Synthesis and Photoinduced Intramolecular Processes of Light-Harvesting Silicon Phthalocyanine–Naphthalenediimide–Fullerene Connected Systems

Abstract

Fast moving: A new pentad (see figure) composed of silicon phthalocyanine (SiPc), as electron donor, that is connected with two units of naphthalenediimide (NDI) and fullerene C~60~, as electron acceptors, undergoes fast and efficient charge‐separation processes via the NDI and SiPc singlet excited states.magnified image

Photoinduced intramolecular processes of a newly synthesized pentad composed of silicon phthalocyanine (SiPc) that is connected with two units of naphthalenediimide (NDI) and fullerene C~60~ to form SiPc‐(NDI)~2~‐(C~60~)~2~ have been studied and the results are compared with the reference compounds, namely, the SiPc‐(NDI)~2~ triad and NDI‐C~60~ dyad.
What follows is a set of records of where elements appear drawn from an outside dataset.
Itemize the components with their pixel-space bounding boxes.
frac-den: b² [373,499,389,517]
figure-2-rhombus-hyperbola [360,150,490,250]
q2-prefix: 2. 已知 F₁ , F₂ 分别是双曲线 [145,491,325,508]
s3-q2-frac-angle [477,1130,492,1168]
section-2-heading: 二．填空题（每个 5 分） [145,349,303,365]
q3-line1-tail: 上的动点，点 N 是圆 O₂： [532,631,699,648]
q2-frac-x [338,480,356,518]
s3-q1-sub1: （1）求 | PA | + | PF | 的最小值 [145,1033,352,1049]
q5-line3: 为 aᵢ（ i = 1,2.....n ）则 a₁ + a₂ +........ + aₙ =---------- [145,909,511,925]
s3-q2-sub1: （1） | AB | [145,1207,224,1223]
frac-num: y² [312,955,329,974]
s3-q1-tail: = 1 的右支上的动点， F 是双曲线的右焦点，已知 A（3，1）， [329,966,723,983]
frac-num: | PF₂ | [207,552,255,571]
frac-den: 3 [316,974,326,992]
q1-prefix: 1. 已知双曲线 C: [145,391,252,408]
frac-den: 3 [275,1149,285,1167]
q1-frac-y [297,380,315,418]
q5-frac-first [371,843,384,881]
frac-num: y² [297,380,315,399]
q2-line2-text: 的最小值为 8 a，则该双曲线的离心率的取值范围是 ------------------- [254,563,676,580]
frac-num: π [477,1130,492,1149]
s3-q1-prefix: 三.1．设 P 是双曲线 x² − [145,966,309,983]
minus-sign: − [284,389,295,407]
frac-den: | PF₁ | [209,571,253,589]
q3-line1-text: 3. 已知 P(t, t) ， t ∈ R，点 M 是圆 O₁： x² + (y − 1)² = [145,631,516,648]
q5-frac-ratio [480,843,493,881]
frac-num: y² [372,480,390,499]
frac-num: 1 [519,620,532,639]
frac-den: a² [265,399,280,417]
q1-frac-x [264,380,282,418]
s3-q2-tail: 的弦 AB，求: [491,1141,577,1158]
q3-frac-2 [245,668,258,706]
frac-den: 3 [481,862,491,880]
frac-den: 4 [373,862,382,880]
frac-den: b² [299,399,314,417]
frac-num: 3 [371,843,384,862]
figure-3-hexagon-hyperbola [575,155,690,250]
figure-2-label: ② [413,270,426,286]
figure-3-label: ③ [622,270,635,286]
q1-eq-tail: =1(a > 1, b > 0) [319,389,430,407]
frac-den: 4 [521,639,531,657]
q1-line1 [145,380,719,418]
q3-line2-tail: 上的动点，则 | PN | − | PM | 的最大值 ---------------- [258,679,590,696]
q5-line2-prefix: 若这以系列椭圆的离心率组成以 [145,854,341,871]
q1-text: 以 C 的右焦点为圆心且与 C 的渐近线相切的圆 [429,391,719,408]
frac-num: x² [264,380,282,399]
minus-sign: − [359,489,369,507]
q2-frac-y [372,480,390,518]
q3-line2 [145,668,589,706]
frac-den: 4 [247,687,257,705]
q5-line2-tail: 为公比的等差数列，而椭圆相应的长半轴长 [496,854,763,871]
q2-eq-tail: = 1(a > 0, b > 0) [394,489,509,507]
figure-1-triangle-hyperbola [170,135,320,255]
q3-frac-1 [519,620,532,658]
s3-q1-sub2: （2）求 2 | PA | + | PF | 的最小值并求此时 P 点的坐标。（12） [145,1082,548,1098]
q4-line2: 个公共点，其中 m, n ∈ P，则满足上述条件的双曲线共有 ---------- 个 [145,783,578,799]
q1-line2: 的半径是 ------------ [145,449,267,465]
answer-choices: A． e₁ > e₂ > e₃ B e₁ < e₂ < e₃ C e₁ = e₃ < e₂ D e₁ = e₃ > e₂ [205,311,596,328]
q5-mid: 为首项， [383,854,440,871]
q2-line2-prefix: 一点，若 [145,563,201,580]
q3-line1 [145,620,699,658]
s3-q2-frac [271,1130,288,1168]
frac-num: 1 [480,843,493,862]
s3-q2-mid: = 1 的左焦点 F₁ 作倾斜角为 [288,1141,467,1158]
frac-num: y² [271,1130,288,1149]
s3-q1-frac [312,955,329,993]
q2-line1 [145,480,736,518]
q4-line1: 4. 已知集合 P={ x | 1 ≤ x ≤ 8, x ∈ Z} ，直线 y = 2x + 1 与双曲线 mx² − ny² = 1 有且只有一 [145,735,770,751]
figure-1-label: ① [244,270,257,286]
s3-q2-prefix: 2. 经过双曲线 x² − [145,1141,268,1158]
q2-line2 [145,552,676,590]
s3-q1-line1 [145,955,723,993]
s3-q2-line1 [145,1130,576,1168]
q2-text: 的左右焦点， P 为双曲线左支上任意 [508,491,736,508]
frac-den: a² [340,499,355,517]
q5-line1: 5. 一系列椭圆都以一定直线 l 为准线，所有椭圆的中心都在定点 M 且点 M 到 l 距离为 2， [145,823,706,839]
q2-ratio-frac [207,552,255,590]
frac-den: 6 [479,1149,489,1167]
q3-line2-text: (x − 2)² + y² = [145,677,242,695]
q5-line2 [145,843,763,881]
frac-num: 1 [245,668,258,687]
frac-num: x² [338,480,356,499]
Upon photoexcitation, the main quenching pathway in polar solvents involved electron transfer via the singlet excited states of SiPc‐(NDI)~2~‐(C~60~)~2~ and SiPc‐(NDI)~2~, but not NDI‐C~60~ for which the energy transfer is dominant. The occurrence of electron‐transfer processes of SiPc‐(NDI)~2~‐(C~60~)~2~ and SiPc‐(NDI)~2~ were studied by time‐resolved emission and transient absorption techniques and confirmed by redox measurements and molecular orbital calculations with ab initio B3 LYP/3–21G(*) methods. Fast and efficient charge‐separation processes via the singlet excited states of NDI and SiPc were monitored, followed by charge recombination to populate the C~60~ and SiPc triplet states. The lifetimes of charge‐separated states were estimated as 1000 and 250 ps for SiPc‐(NDI)~2~‐(C~60~)~2~ and SiPc‐(NDI)~2~, respectively.